The U.S. District Judge Zahid Quraishi in Trenton, New Jersey, has granted shareholders the ability to collectively pursue their securities fraud claims from Feb. 22, 2013, to Dec. 13, 2018. Despite Johnson & Johnson’s argument for a shorter class period, the judge rejected this and allowed the longer timeframe.

Johnson & Johnson has consistently maintained that its talc products are safe and free from asbestos. In recent times, the company has made a switch to using corn starch instead of talc in its baby powder. However, shareholders’ lawyers have not yet commented on the ruling.

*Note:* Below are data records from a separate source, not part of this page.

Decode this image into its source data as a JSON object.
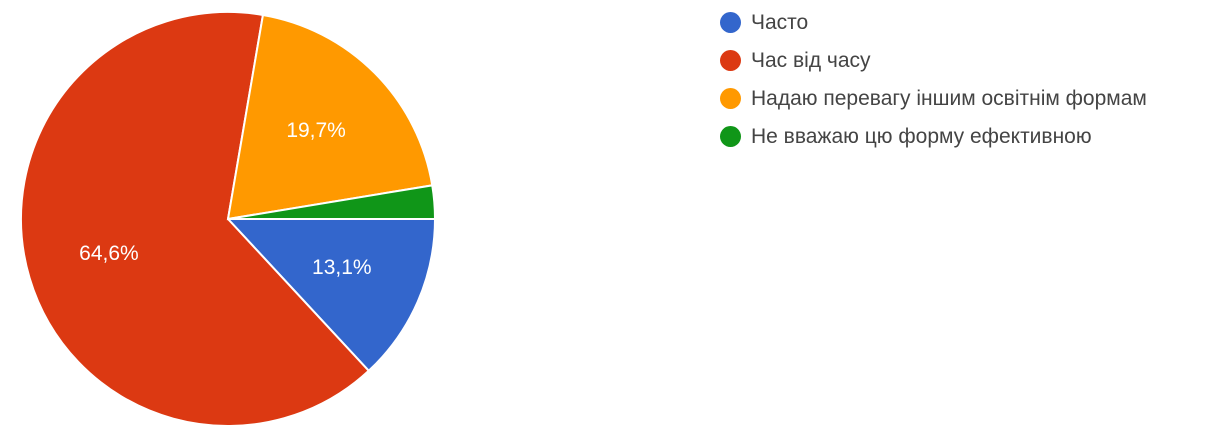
{
  "chart_data": {
    "type": "pie",
    "categories": [
      "Часто",
      "Час від часу",
      "Надаю перевагу іншим освітнім формам",
      "Не вважаю цю форму ефективною"
    ],
    "values": [
      13.1,
      64.6,
      19.7,
      2.6
    ],
    "value_labels": [
      "13,1%",
      "64,6%",
      "19,7%",
      ""
    ],
    "colors": [
      "#3366cc",
      "#dc3912",
      "#ff9900",
      "#109618"
    ],
    "legend_position": "right"
  }
}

Class actions are often seen as a more efficient and cost-effective way for shareholders to seek compensation. With the longer class period now approved, there is a possibility that the recovery amount for shareholders could be higher.

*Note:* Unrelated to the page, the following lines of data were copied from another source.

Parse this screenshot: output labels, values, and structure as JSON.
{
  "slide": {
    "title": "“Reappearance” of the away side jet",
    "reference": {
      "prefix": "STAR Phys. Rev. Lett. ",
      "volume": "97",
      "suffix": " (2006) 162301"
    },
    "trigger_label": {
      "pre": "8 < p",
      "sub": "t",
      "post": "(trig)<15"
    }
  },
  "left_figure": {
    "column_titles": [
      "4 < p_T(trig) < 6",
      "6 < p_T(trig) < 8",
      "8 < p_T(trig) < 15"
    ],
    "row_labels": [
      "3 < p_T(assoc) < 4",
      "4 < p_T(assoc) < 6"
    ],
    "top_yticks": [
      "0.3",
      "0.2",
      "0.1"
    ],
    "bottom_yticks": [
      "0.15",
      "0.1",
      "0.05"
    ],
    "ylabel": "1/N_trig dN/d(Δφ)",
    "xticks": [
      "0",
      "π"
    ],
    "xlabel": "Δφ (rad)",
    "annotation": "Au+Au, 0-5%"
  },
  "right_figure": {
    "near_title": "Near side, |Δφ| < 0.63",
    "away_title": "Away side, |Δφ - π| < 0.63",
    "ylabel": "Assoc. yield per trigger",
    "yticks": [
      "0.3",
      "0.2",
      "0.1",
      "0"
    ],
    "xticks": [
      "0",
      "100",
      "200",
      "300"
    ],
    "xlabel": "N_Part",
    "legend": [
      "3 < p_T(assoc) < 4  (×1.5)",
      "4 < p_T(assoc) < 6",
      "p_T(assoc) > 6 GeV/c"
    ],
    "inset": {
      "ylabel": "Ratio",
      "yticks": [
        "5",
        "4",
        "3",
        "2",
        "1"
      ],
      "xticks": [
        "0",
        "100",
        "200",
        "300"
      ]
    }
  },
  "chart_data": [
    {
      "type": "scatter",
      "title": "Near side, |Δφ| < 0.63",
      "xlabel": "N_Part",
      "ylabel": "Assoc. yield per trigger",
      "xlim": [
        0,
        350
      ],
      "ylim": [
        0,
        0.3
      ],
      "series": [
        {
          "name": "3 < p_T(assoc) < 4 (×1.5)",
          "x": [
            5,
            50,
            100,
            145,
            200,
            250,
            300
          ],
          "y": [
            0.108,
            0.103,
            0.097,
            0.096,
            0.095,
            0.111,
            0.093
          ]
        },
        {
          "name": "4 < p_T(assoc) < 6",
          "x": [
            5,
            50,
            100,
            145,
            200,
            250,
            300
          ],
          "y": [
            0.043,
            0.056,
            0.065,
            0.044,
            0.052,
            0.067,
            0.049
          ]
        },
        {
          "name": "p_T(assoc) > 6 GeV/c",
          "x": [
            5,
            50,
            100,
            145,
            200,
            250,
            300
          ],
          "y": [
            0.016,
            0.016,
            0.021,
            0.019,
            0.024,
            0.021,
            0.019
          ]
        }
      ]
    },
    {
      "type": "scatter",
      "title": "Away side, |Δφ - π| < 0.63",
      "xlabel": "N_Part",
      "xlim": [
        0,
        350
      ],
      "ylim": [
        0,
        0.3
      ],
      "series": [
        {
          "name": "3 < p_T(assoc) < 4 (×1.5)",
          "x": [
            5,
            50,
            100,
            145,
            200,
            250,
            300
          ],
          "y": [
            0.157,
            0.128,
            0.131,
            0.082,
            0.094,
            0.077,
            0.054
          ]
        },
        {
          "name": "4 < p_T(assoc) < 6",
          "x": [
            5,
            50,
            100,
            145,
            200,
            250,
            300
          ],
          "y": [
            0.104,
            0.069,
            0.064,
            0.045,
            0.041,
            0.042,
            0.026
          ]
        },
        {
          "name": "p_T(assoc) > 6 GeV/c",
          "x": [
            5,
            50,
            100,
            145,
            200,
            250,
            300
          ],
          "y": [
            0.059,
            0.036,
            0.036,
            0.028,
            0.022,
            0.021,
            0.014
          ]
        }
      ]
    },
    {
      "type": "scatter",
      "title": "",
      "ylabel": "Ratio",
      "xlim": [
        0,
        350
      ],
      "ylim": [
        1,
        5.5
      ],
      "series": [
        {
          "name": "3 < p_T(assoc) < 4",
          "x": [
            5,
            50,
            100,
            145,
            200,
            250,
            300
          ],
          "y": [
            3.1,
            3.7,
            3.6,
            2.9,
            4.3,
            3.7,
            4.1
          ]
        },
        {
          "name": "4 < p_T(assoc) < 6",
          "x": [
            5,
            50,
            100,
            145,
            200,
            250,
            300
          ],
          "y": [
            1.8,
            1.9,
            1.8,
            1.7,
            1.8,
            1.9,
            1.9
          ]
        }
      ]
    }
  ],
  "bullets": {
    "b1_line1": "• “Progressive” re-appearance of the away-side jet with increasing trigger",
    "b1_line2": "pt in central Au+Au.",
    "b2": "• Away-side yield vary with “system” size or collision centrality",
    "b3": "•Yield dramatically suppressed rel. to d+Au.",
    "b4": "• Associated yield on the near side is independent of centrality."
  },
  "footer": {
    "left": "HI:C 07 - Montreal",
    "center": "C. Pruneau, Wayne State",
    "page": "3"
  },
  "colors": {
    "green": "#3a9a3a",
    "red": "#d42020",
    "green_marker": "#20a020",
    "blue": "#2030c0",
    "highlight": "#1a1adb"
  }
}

This ruling marks another development in the ongoing legal battles faced by Johnson & Johnson regarding the safety of its talc products.

J&J’s stock price experienced a decline on six occasions in late 2017 and 2018, as confirmed by events that revealed the company’s concealment of asbestos in its talc products. These events included a jury awarding $4.69 billion to 22 women in July 2018, who claimed that asbestos exposure led to their ovarian cancer.

Additionally, a Reuters report, published five months later, disclosed that J&J had been aware of the asbestos risks for decades. J&J, however, argued that these events did not impact its stock price since they did not provide any new information that contradicted its previous disclosures.

According to Johnson & Johnson, the only new information was that the jury accepted the women’s arguments, and the 56 internal documents mentioned in the Reuters report were already public.

Despite J&J’s stance, Quraishi remained unconvinced and emphasized that the Reuters report offered a meticulous analysis and essential context, presenting more than just repetitive information. Consequently, the release of the report caused a 10% decrease in the company’s share price.

Furthermore, J&J is currently facing over 50,000 lawsuits related to its talc products, and its attempts to limit its liability through bankruptcy have been rejected by the courts.

The ongoing case is Hall v Johnson & Johnson et al, filed in the U.S. District Court, District of New Jersey, under the docket number 18-01833.